Fine-Grained Face Swapping via Regional GAN Inversion

Published 25 Nov 2022 in cs.CV | (2211.14068v2)

Abstract: We present a novel paradigm for high-fidelity face swapping that faithfully preserves the desired subtle geometry and texture details. We rethink face swapping from the perspective of fine-grained face editing, \textit{i.e., ``editing for swapping'' (E4S)}, and propose a framework that is based on the explicit disentanglement of the shape and texture of facial components. Following the E4S principle, our framework enables both global and local swapping of facial features, as well as controlling the amount of partial swapping specified by the user. Furthermore, the E4S paradigm is inherently capable of handling facial occlusions by means of facial masks. At the core of our system lies a novel Regional GAN Inversion (RGI) method, which allows the explicit disentanglement of shape and texture. It also allows face swapping to be performed in the latent space of StyleGAN. Specifically, we design a multi-scale mask-guided encoder to project the texture of each facial component into regional style codes. We also design a mask-guided injection module to manipulate the feature maps with the style codes. Based on the disentanglement, face swapping is reformulated as a simplified problem of style and mask swapping. Extensive experiments and comparisons with current state-of-the-art methods demonstrate the superiority of our approach in preserving texture and shape details, as well as working with high resolution images. The project page is http://e4s2022.github.io

Abstract PDF Upgrade to Chat

Citations (42)

View on Semantic Scholar

Summary

The paper introduces the Editing-for-Swapping (E4S) framework that uses regional GAN inversion to disentangle shape and texture, enhancing identity preservation.
It employs mask-guided multi-scale encoding into a tailored latent space for precise regional control during face swapping.
Extensive experiments demonstrate improved fidelity and pose/expression consistency over prior methods like FSGAN, MegaFS, and FaceShifter.

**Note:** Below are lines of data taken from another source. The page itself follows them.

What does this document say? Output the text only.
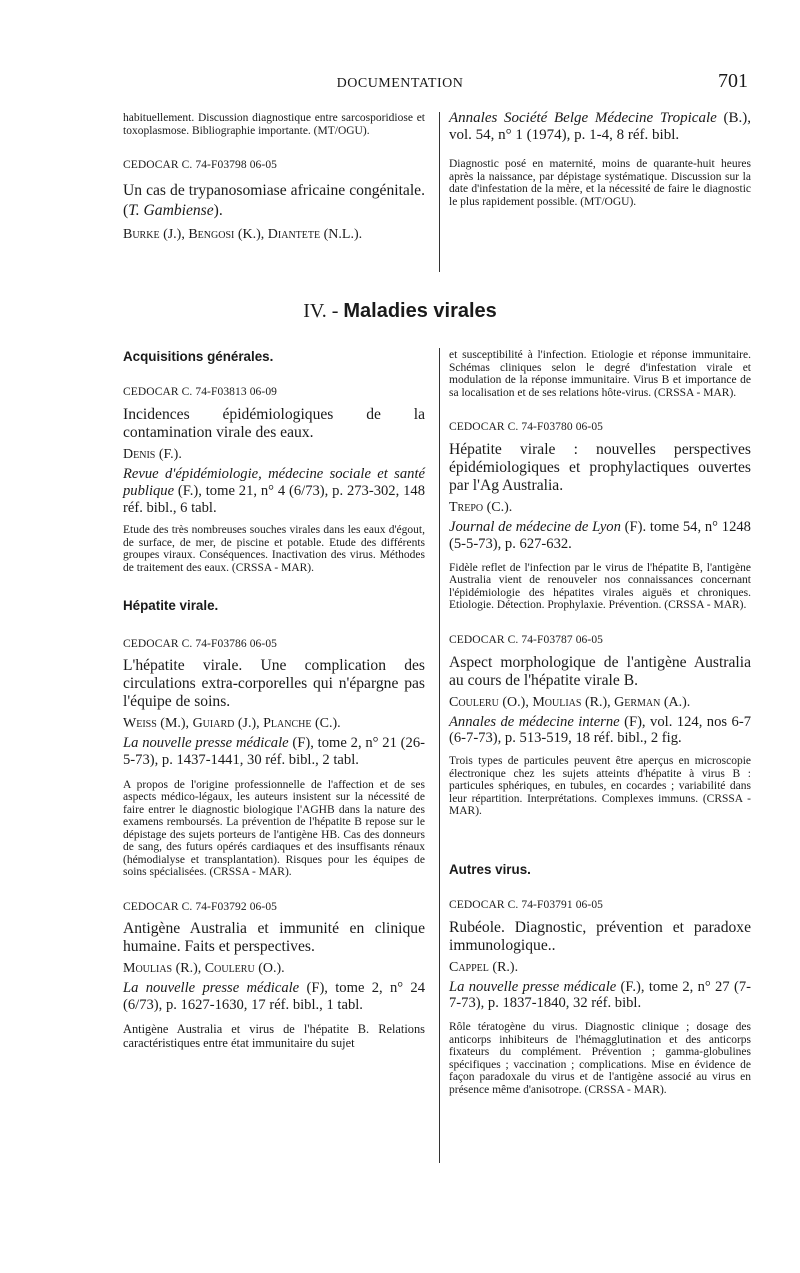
DOCUMENTATION	701

habituellement. Discussion diagnostique entre sarcosporidiose et toxoplasmose. Bibliographie importante. (MT/OGU).

CEDOCAR C. 74-F03798 06-05

Un cas de trypanosomiase africaine congénitale. (T. Gambiense).

Burke (J.), Bengosi (K.), Diantete (N.L.).

Annales Société Belge Médecine Tropicale (B.), vol. 54, n° 1 (1974), p. 1-4, 8 réf. bibl.

Diagnostic posé en maternité, moins de quarante-huit heures après la naissance, par dépistage systématique. Discussion sur la date d'infestation de la mère, et la nécessité de faire le diagnostic le plus rapidement possible. (MT/OGU).

IV. - Maladies virales

Acquisitions générales.

CEDOCAR C. 74-F03813 06-09

Incidences épidémiologiques de la contamination virale des eaux.

Denis (F.).

Revue d'épidémiologie, médecine sociale et santé publique (F.), tome 21, n° 4 (6/73), p. 273-302, 148 réf. bibl., 6 tabl.

Etude des très nombreuses souches virales dans les eaux d'égout, de surface, de mer, de piscine et potable. Etude des différents groupes viraux. Conséquences. Inactivation des virus. Méthodes de traitement des eaux. (CRSSA - MAR).

Hépatite virale.

CEDOCAR C. 74-F03786 06-05

L'hépatite virale. Une complication des circulations extra-corporelles qui n'épargne pas l'équipe de soins.

Weiss (M.), Guiard (J.), Planche (C.).

La nouvelle presse médicale (F), tome 2, n° 21 (26-5-73), p. 1437-1441, 30 réf. bibl., 2 tabl.

A propos de l'origine professionnelle de l'affection et de ses aspects médico-légaux, les auteurs insistent sur la nécessité de faire entrer le diagnostic biologique l'AGHB dans la nature des examens remboursés. La prévention de l'hépatite B repose sur le dépistage des sujets porteurs de l'antigène HB. Cas des donneurs de sang, des futurs opérés cardiaques et des insuffisants rénaux (hémodialyse et transplantation). Risques pour les équipes de soins spécialisées. (CRSSA - MAR).

CEDOCAR C. 74-F03792 06-05

Antigène Australia et immunité en clinique humaine. Faits et perspectives.

Moulias (R.), Couleru (O.).

La nouvelle presse médicale (F), tome 2, n° 24 (6/73), p. 1627-1630, 17 réf. bibl., 1 tabl.

Antigène Australia et virus de l'hépatite B. Relations caractéristiques entre état immunitaire du sujet

et susceptibilité à l'infection. Etiologie et réponse immunitaire. Schémas cliniques selon le degré d'infestation virale et modulation de la réponse immunitaire. Virus B et importance de sa localisation et de ses relations hôte-virus. (CRSSA - MAR).

CEDOCAR C. 74-F03780 06-05

Hépatite virale : nouvelles perspectives épidémiologiques et prophylactiques ouvertes par l'Ag Australia.

Trepo (C.).

Journal de médecine de Lyon (F). tome 54, n° 1248 (5-5-73), p. 627-632.

Fidèle reflet de l'infection par le virus de l'hépatite B, l'antigène Australia vient de renouveler nos connaissances concernant l'épidémiologie des hépatites virales aiguës et chroniques. Etiologie. Détection. Prophylaxie. Prévention. (CRSSA - MAR).

CEDOCAR C. 74-F03787 06-05

Aspect morphologique de l'antigène Australia au cours de l'hépatite virale B.

Couleru (O.), Moulias (R.), German (A.).

Annales de médecine interne (F), vol. 124, nos 6-7 (6-7-73), p. 513-519, 18 réf. bibl., 2 fig.

Trois types de particules peuvent être aperçus en microscopie électronique chez les sujets atteints d'hépatite à virus B : particules sphériques, en tubules, en cocardes ; variabilité dans leur répartition. Interprétations. Complexes immuns. (CRSSA - MAR).

Autres virus.

CEDOCAR C. 74-F03791 06-05

Rubéole. Diagnostic, prévention et paradoxe immunologique..

Cappel (R.).

La nouvelle presse médicale (F.), tome 2, n° 27 (7-7-73), p. 1837-1840, 32 réf. bibl.

Rôle tératogène du virus. Diagnostic clinique ; dosage des anticorps inhibiteurs de l'hémagglutination et des anticorps fixateurs du complément. Prévention ; gamma-globulines spécifiques ; vaccination ; complications. Mise en évidence de façon paradoxale du virus et de l'antigène associé au virus en présence même d'anisotrope. (CRSSA - MAR).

Fine-Grained Face Swapping via Regional GAN Inversion

The paper introduces a sophisticated approach to face swapping titled "Fine-Grained Face Swapping via Regional GAN Inversion." The authors propose a novel framework termed Editing-for-Swapping (E4S) that employs a Regional GAN Inversion (RGI) method. This approach aims to disentangle shape and texture separately to enhance identity preservation and image fidelity in face swapping tasks. Utilizing a pre-trained StyleGAN, the method innovatively leverages mask-guided encoding for local feature extraction, thereby transforming face swapping into a problem of style and mask swapping.

Methodology

The methodology is divided into two key phases: Reenactment and Swapping with Generation. Initially, face reenactment realigns source images to match the pose and expression of target images. This preparation uses FaceVid2Vid for pose and expression normalization, ensuring consistent alignment across the swapping process.

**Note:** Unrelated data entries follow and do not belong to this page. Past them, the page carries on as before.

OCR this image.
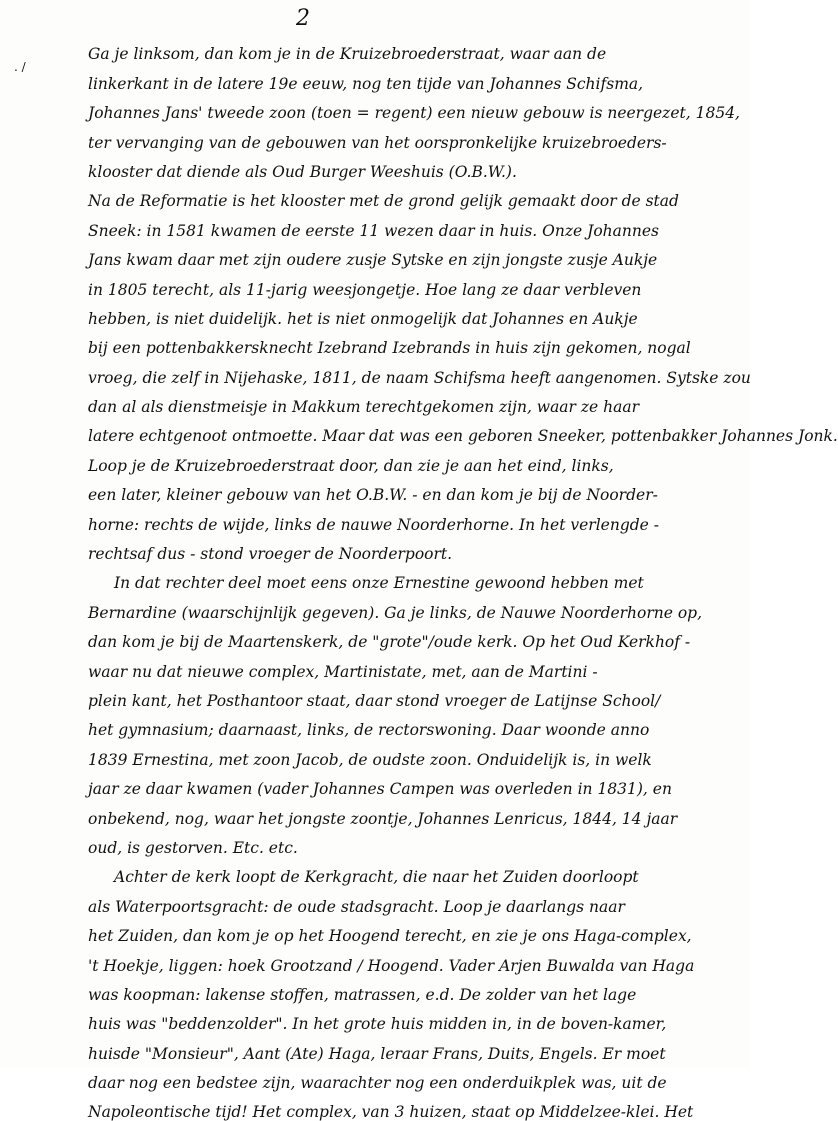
2
. /
Ga je linksom, dan kom je in de Kruizebroederstraat, waar aan de
linkerkant in de latere 19e eeuw, nog ten tijde van Johannes Schifsma,
Johannes Jans' tweede zoon (toen = regent) een nieuw gebouw is neergezet, 1854,
ter vervanging van de gebouwen van het oorspronkelijke kruizebroeders-
klooster dat diende als Oud Burger Weeshuis (O.B.W.).
Na de Reformatie is het klooster met de grond gelijk gemaakt door de stad
Sneek: in 1581 kwamen de eerste 11 wezen daar in huis. Onze Johannes
Jans kwam daar met zijn oudere zusje Sytske en zijn jongste zusje Aukje
in 1805 terecht, als 11-jarig weesjongetje. Hoe lang ze daar verbleven
hebben, is niet duidelijk. het is niet onmogelijk dat Johannes en Aukje
bij een pottenbakkersknecht Izebrand Izebrands in huis zijn gekomen, nogal
vroeg, die zelf in Nijehaske, 1811, de naam Schifsma heeft aangenomen. Sytske zou
dan al als dienstmeisje in Makkum terechtgekomen zijn, waar ze haar
latere echtgenoot ontmoette. Maar dat was een geboren Sneeker, pottenbakker Johannes Jonk.
Loop je de Kruizebroederstraat door, dan zie je aan het eind, links,
een later, kleiner gebouw van het O.B.W. - en dan kom je bij de Noorder-
horne: rechts de wijde, links de nauwe Noorderhorne. In het verlengde -
rechtsaf dus - stond vroeger de Noorderpoort.
In dat rechter deel moet eens onze Ernestine gewoond hebben met
Bernardine (waarschijnlijk gegeven). Ga je links, de Nauwe Noorderhorne op,
dan kom je bij de Maartenskerk, de "grote"/oude kerk. Op het Oud Kerkhof -
waar nu dat nieuwe complex, Martinistate, met, aan de Martini -
plein kant, het Posthantoor staat, daar stond vroeger de Latijnse School/
het gymnasium; daarnaast, links, de rectorswoning. Daar woonde anno
1839 Ernestina, met zoon Jacob, de oudste zoon. Onduidelijk is, in welk
jaar ze daar kwamen (vader Johannes Campen was overleden in 1831), en
onbekend, nog, waar het jongste zoontje, Johannes Lenricus, 1844, 14 jaar
oud, is gestorven. Etc. etc.
Achter de kerk loopt de Kerkgracht, die naar het Zuiden doorloopt
als Waterpoortsgracht: de oude stadsgracht. Loop je daarlangs naar
het Zuiden, dan kom je op het Hoogend terecht, en zie je ons Haga-complex,
't Hoekje, liggen: hoek Grootzand / Hoogend. Vader Arjen Buwalda van Haga
was koopman: lakense stoffen, matrassen, e.d. De zolder van het lage
huis was "beddenzolder". In het grote huis midden in, in de boven-kamer,
huisde "Monsieur", Aant (Ate) Haga, leraar Frans, Duits, Engels. Er moet
daar nog een bedstee zijn, waarachter nog een onderduikplek was, uit de
Napoleontische tijd! Het complex, van 3 huizen, staat op Middelzee-klei. Het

In the swapping phase, the proposed RGI method is employed. Here, extracted style codes, representing the texture of facial components, are generated through a mask-guided multi-scale encoder. These codes reside in a newly introduced latent space, $\mathcal{W}^{r+}$ , which is tailored for localized editing within StyleGAN's framework. The generator, equipped with a mask-guided injection module, synthesizes high-resolution output images by manipulating these style codes according to recomposed facial masks.

Results and Implications

The authors conducted extensive experiments demonstrating that their approach surpasses current state-of-the-art methods in maintaining identity and fidelity when swapping faces. The framework effectively handles varying occlusions and preserves unique source attributes, such as skin tone, more accurately than previous models like FSGAN, MegaFS, and FaceShifter. This fine-grained editing capability highlights the model's proficiency in disentangling composite facial features.

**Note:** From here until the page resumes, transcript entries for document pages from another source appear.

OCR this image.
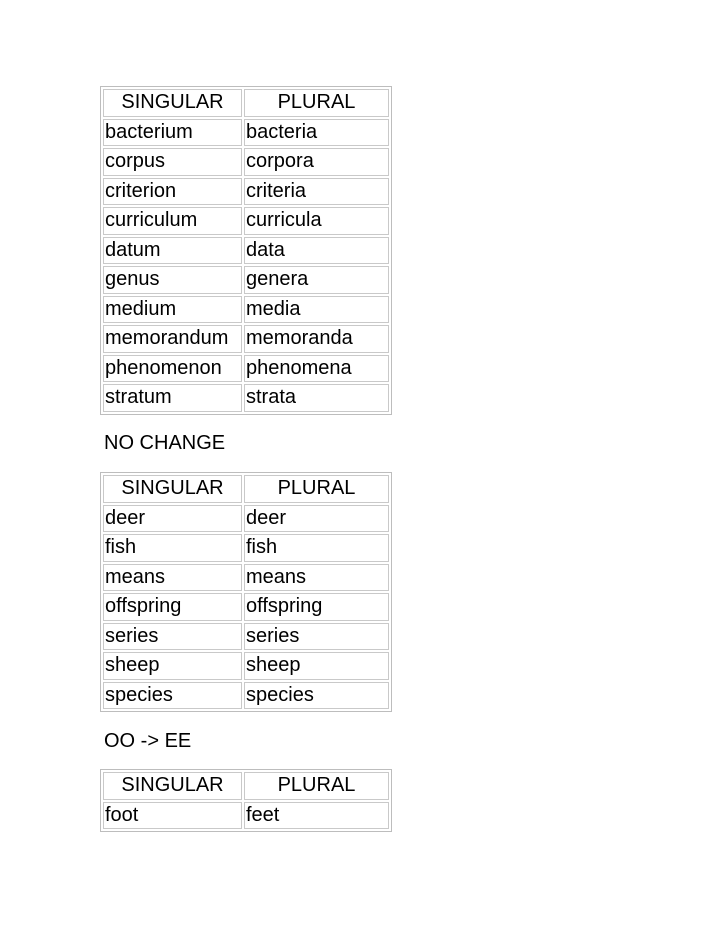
SINGULAR	PLURAL
bacterium	bacteria
corpus	corpora
criterion	criteria
curriculum	curricula
datum	data
genus	genera
medium	media
memorandum memoranda
phenomenon	phenomena
stratum	strata
NO CHANGE
SINGULAR	PLURAL
deer	deer
fish	fish
means	means
offspring	offspring
series	series
sheep	sheep
species	species
OO -> EE
SINGULAR	PLURAL
foot	feet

Quantitatively, evaluations using identity preservation metrics and pose/expression consistency reveal significant improvements. The RGI method's incorporation of regional style codes enhances the input-output fidelity, facilitating more flexible and granular manipulations, including face editing tasks beyond mere swapping.

Impact and Future Directions

This research offers both theoretical and practical advancements. Theoretically, it advances understanding in face editing by restructuring the problem around component-level editing using disentangled features. Practically, the implications for industries reliant on high-fidelity face swapping, such as entertainment and augmented reality, are substantial, reducing artifact prevalence and enhancing personalization.

Future research might explore refining the disentanglement of light and texture, potentially incorporating dynamic lighting conditions into the existing framework. Additionally, exploring adversarial robustness and ethical dimensions in synthetic face generation could align technical developments with broader societal needs.

This paper lays a strong foundation for subsequent innovations in high-resolution, high-fidelity face synthesis, steering the research community toward a granular approach that respects the complexities of human facial characteristics.